For word probability estimation, it can use a smoothed word count.
This is how the model could look like:
import re
import numpy as np
from collections import Counter
class LanguageModel:
""" A simple model to measure 'unusualness' of sentences.
delta is a smoothing parameter.
The larger delta is, the higher is the penalty for unseen words.
"""
def __init__(self, delta=0.01):
self.delta = delta
def preprocess(self, sentence):
words = sentence.lower().split()
return [re.sub(r"[^A-Za-z]+", '', word) for word in words]
def fit(self, corpus):
""" Estimate counts from an array of texts """
self.counter_ = Counter(word
for sentence in corpus
for word in self.preprocess(sentence))
self.total_count_ = sum(self.counter_.values())
self.vocabulary_size_ = len(self.counter_.values())
def perplexity(self, sentence):
""" Calculate negative mean log probability of a word in a sentence
The higher this number, the more unusual the sentence is.
"""
words = self.preprocess(sentence)
mean_log_proba = 0.0
for word in words:
# use a smoothed version of "probability" to work with unseen words
word_count = self.counter_.get(word, 0) + self.delta
total_count = self.total_count_ + self.vocabulary_size_ * self.delta
word_probability = word_count / total_count
mean_log_proba += np.log(word_probability) / len(words)
return -mean_log_proba
def relative_perplexity(self, sentence):
""" Perplexity, normalized between 0 (the most usual sentence) and 1 (the most unusual)"""

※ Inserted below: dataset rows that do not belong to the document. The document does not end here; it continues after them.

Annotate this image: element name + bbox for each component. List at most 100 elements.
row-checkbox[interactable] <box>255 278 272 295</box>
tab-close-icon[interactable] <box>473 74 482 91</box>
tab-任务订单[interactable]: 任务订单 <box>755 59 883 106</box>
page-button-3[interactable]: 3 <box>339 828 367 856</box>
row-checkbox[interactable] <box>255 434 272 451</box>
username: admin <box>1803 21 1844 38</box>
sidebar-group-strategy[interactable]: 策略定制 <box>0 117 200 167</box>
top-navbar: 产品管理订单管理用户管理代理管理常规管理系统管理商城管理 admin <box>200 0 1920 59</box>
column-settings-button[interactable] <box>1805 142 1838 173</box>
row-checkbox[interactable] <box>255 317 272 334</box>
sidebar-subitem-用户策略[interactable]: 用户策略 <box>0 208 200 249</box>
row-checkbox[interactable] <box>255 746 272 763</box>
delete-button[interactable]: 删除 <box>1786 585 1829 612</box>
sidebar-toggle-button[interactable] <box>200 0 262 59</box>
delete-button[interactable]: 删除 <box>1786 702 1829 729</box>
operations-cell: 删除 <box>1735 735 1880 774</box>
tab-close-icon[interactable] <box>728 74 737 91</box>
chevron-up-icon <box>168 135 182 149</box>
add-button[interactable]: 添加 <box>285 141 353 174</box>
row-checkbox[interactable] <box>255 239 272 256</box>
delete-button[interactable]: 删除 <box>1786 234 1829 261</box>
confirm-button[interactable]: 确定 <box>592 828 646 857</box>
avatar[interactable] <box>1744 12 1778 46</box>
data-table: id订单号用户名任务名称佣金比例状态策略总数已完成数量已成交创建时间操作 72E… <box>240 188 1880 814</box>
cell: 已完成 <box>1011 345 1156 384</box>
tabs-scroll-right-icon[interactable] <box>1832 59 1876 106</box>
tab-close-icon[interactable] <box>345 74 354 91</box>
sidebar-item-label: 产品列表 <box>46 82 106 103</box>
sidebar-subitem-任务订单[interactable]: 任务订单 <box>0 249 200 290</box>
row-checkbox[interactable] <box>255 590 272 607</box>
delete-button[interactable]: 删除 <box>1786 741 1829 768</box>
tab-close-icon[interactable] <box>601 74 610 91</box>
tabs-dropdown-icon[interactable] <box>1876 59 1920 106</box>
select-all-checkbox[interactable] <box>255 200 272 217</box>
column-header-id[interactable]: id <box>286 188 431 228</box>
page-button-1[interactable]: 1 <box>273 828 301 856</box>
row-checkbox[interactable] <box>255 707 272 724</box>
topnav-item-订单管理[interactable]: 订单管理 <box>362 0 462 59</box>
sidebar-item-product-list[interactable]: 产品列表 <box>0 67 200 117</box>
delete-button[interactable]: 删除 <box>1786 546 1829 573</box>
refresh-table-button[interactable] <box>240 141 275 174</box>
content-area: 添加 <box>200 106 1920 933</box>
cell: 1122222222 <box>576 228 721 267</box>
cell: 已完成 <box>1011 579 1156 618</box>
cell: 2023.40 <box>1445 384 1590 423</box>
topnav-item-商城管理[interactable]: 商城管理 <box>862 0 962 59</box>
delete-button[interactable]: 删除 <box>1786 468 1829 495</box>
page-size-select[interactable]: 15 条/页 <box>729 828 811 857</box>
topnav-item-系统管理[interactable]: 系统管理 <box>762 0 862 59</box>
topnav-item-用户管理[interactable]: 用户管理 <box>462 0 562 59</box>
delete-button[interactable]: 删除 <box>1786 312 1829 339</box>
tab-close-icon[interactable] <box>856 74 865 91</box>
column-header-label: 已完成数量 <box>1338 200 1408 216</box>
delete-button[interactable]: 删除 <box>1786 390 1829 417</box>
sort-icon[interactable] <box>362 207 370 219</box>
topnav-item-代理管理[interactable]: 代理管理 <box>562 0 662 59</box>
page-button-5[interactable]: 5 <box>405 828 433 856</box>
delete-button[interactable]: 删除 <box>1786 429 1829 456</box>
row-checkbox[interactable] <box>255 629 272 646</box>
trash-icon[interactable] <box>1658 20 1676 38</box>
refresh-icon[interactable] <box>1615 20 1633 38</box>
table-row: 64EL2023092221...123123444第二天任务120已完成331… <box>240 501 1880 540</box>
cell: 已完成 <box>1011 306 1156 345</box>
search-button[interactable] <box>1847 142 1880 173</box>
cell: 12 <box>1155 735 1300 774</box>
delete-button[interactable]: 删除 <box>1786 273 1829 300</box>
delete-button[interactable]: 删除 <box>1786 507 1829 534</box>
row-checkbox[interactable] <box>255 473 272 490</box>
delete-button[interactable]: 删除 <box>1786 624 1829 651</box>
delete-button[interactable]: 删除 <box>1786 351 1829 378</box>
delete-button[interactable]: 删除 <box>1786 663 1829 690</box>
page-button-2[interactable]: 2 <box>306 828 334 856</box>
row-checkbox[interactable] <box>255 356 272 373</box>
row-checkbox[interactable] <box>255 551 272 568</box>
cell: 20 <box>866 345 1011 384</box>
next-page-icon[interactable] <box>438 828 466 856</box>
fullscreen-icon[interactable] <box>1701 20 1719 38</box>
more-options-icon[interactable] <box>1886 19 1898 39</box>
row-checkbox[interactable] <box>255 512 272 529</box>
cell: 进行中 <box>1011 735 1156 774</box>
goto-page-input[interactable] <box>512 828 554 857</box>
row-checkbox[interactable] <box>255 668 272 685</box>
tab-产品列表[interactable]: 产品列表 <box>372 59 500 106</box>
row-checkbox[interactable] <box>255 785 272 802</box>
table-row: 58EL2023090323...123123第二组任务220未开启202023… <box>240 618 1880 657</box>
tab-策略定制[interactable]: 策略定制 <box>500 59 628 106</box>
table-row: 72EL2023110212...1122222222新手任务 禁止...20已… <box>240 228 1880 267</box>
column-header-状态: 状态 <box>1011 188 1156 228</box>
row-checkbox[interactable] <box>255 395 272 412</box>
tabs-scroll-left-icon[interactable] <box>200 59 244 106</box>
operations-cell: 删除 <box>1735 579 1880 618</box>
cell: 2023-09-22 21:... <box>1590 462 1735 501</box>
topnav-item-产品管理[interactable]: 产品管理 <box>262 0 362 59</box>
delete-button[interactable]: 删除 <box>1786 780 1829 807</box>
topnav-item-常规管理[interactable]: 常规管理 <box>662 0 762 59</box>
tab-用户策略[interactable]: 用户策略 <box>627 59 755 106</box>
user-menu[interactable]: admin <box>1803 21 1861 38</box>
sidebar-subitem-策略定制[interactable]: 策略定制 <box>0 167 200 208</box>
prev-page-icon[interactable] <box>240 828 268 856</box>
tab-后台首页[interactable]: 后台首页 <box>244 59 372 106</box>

return (self.perplexity(sentence) - self.min_perplexity) / (self.max_perplexity - self.min_perplexity)
@property
def max_perplexity(self):
""" Perplexity of an unseen word """
return -np.log(self.delta / (self.total_count_ + self.vocabulary_size_ * self.delta))
@property
def min_perplexity(self):
""" Perplexity of the most likely word """
return self.perplexity(self.counter_.most_common(1)[0][0])
You can train this model and apply it to different sentences.
train = ["Lorem ipsum dolor sit amet, consetetur sadipscing elitr, sed diam nonumy eirmod tempor invidunt ut labore et dolore magna aliquyam erat, sed diam voluptua.",
"At vero eos et accusam et justo duo dolores et ea rebum.",
"Stet clita kasd gubergren, no sea takimata sanctus est Lorem ipsum dolor sit amet."]
test = ["Felix qui potuit rerum cognoscere causas", # an "unlikely" phrase
'sed diam nonumy eirmod sanctus sit amet', # a "likely" phrase
]
lm = LanguageModel()
lm.fit(train)
for sent in test:
print(lm.perplexity(sent).round(3), sent)
which prints to you
8.525 Felix qui potuit rerum cognoscere causas
3.517 sed diam nonumy eirmod sanctus sit amet
You can see that "unusualness" is higher for the first phrase than for the second, because the second one is made from the training words.
If your corpus of "usual" phrases is large enough, you can switch from 1-gram models I use to N-grams (for English, sensible N is 2 or 3). Alternatively, you can use recurrent neural nets to predict probability of each word conditional on all the previous words. But this requires a really huge training corpus.
If you work with a highly flective language, like Turkish, you can use character-level N-grams instead of a word-level model, or just preprocess your texts using a lemmatization algorithm from NLTK.